CDFIs make tremendous contributions to the areas they serve, but what prevents CDFIs from investing in Bloomington? For starters, there are no CDFIs located in Monroe County or any adjacent county. As a federal requirement, CDFIs must establish a target area of service where they must invest the majority of their capital, and they tend to locate in larger metropolitan markets that support a large loan portfolio. Of more than 1000 CDFIs in the U.S., only a dozen or so list Indiana within their target area. Additionally, because CDFIs take on greater risk than traditional banks and provide mandatory technical assistance to their clients, their success typically depends on deep knowledge of the communities they serve. While a few CDFIs have invested in the area over the past decade, CDFI activity has been rare and sporadic in south central Indiana. Local CDFI activity begets more local CDFI activity, and Bloomington and surrounding areas are excluded from this positive feedback process.

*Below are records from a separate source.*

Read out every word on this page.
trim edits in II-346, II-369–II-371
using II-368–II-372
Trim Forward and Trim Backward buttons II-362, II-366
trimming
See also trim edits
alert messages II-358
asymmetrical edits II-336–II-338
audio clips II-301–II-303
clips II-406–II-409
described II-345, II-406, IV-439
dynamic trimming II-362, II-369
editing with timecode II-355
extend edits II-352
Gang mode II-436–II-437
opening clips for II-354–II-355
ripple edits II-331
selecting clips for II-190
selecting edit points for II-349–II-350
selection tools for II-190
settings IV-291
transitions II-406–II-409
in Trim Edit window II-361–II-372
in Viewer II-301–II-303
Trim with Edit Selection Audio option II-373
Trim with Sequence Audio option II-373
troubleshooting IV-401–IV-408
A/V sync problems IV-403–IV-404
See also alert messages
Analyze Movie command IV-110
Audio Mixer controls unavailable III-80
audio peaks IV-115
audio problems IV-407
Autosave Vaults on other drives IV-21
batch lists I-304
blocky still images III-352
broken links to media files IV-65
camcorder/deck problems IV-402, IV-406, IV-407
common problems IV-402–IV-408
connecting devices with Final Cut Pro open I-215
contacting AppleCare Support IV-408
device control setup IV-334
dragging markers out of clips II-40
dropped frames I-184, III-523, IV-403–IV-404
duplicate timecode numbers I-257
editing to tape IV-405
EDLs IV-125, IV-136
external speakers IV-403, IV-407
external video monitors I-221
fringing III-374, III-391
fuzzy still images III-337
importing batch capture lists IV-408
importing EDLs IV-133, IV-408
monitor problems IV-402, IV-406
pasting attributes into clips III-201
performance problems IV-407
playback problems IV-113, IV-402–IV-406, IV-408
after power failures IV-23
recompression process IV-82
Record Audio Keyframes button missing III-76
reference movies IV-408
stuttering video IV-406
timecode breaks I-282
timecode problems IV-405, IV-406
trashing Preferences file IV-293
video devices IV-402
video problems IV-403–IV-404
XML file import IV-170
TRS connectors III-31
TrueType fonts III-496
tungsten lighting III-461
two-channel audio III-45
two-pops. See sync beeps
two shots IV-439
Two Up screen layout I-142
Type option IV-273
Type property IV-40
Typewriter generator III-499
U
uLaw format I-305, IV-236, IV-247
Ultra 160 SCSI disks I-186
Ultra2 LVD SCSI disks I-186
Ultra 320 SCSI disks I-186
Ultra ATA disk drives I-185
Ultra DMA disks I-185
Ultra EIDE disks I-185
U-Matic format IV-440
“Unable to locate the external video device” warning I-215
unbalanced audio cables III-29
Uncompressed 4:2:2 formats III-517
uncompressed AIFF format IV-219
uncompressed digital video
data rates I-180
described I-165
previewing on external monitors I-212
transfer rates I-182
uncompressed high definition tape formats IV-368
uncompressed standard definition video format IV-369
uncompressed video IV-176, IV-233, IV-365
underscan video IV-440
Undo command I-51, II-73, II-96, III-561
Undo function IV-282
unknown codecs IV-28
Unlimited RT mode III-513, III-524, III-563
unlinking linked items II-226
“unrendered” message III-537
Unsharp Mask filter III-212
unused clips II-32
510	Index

CDFI Friendly Bloomington represents a unique, new approach to address these barriers to the longstanding problem of expanding CDFI financing access in smaller communities. A recently formed 501(c)(3) organization, CDFI Friendly Bloomington is the culmination of two years of public-private collaboration and market research to explore methods to increase and expand flexible and affordable financing options in the community. Initial seed funding for operations has been provided by the Community Foundation of Bloomington and Monroe County, the Bloomington Urban Enterprise Association, and local and regional banks.

Our mission is to match local investment opportunities with regional and national CDFIs. Any project that cannot afford or qualify for traditional financing, and that serves the public interest, could potentially be a CDFI investment opportunity. My role is to market and incentivize community development projects – affordable and workforce housing, small business growth, and new community facilities, e.g. – to the CDFI world. CDFIs are increasingly specialized and unique from each other, so this matchmaking will help local projects connect with the CDFIs best suited to their needs. Working the opposite direction, CDFI Friendly Bloomington also helps provide the community knowledge, connections, and technical assistance that allows CDFIs to succeed where other financiers do not.

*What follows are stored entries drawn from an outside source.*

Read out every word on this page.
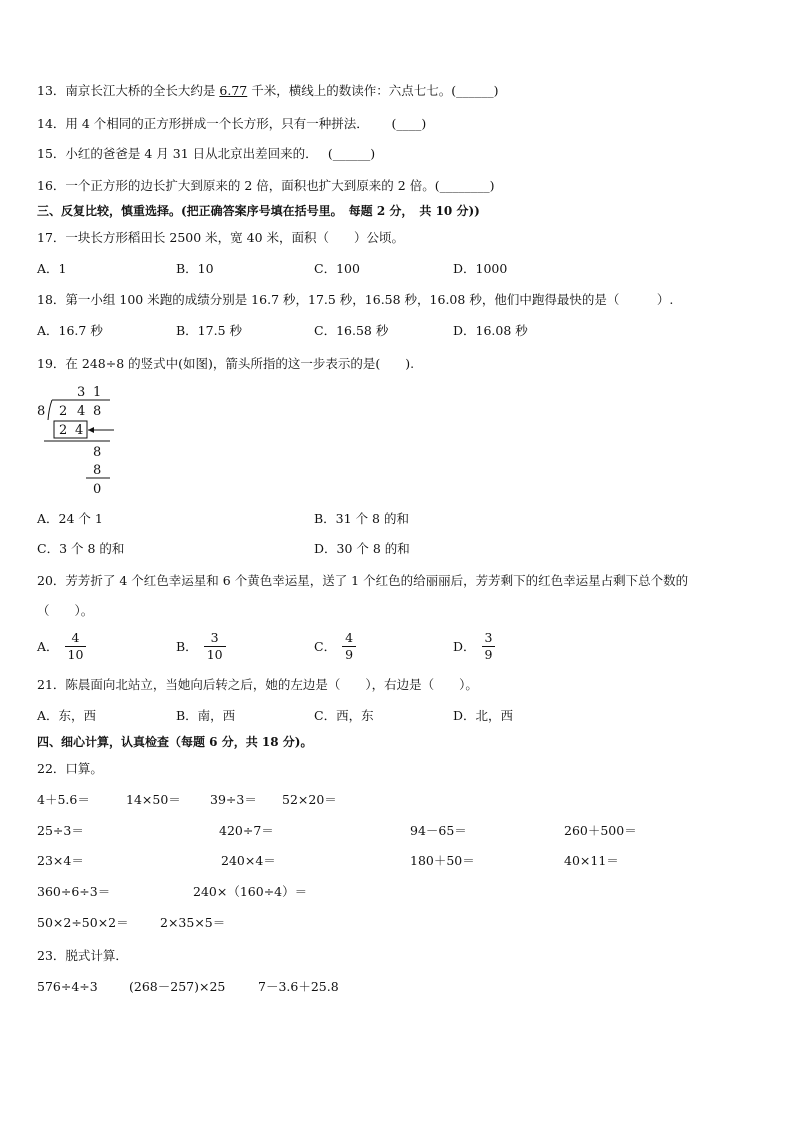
13．南京长江大桥的全长大约是 6.77 千米，横线上的数读作：六点七七。(______)
14．用 4 个相同的正方形拼成一个长方形，只有一种拼法．　　 (____)
15．小红的爸爸是 4 月 31 日从北京出差回来的．　 (______)
16．一个正方形的边长扩大到原来的 2 倍，面积也扩大到原来的 2 倍。(________)
三、反复比较，慎重选择。(把正确答案序号填在括号里。　每题 2 分，　共 10 分))
17．一块长方形稻田长 2500 米，宽 40 米，面积（　　）公顷。
A．1	B．10	C．100	D．1000
18．第一小组 100 米跑的成绩分别是 16.7 秒，17.5 秒，16.58 秒，16.08 秒，他们中跑得最快的是（　　　）.
A．16.7 秒	B．17.5 秒	C．16.58 秒	D．16.08 秒
19．在 248÷8 的竖式中(如图)，箭头所指的这一步表示的是(　　).
3 1
8 2 4 8
2 4
8
8
0
A．24 个 1	B．31 个 8 的和
C．3 个 8 的和	D．30 个 8 的和
20．芳芳折了 4 个红色幸运星和 6 个黄色幸运星，送了 1 个红色的给丽丽后，芳芳剩下的红色幸运星占剩下总个数的
（　　）。
A． $\frac{4}{10}$	B． $\frac{3}{10}$	C． $\frac{4}{9}$	D． $\frac{3}{9}$
21．陈晨面向北站立，当她向后转之后，她的左边是（　　），右边是（　　）。
A．东，西	B．南，西	C．西，东	D．北，西
四、细心计算，认真检查（每题 6 分，共 18 分)。
22．口算。
4＋5.6＝	14×50＝ 39÷3＝ 52×20＝
25÷3＝	420÷7＝	94－65＝	260＋500＝
23×4＝	240×4＝	180＋50＝	40×11＝
360÷6÷3＝	240×（160÷4）＝
50×2÷50×2＝	2×35×5＝
23．脱式计算．
576÷4÷3	(268－257)×25	7－3.6＋25.8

In addition to coordination and technical assistance, we offer two potential financial incentives for CDFIs who invest in our region. First, we have partnered with Bank of America, the nation’s largest investor in CDFIs, to provide 0-1% financing to CDFIs to backstop loans made in our region. This affordable capital will help attract CDFIs to south central Indiana, mitigate their risk in lending outside their target market, and may improve loan terms for our local borrowers. Finally, CDFI Friendly Bloomington has an enhancement pool of our own capital that we can loan alongside CDFIs to bridge funding gaps, mitigate risk, and make community development projects a reality.

We are a nonprofit startup, testing the viability of this unprecedented model, scaling up our operations and infrastructure, and focusing on job one: closing the deals that positively impact the community (and sustain our fiscal solvency). Fortunately, CDFI Friendly Bloomington’s fiscal sponsor, the Community Foundation, has a sponsor-level membership at The Mill. Basing CDFI Friendly Bloomington in the Mill is an ideal fit: it is a central hub for the community stakeholders we serve, has built-in facilities to help our lean organization function at a high level, and provides a platform to reach entrepreneurs and small businesses. Plus, there are often valuable opportunities through Mill programming that inform my work in structuring investments, organizational management, marketing, and everything else crucial for a fledgling organization.

I began as the inaugural executive director in September, and we broke ground on our first CDFI Friendly supported project – Kinser Flats, a 50-unit affordable, supportive housing facility for families affected by substance use disorder – on October 1st. CDFI Friendly Bloomington’s success depends on being well-integrated into the community, so I hope to hear from interested Mill members soon.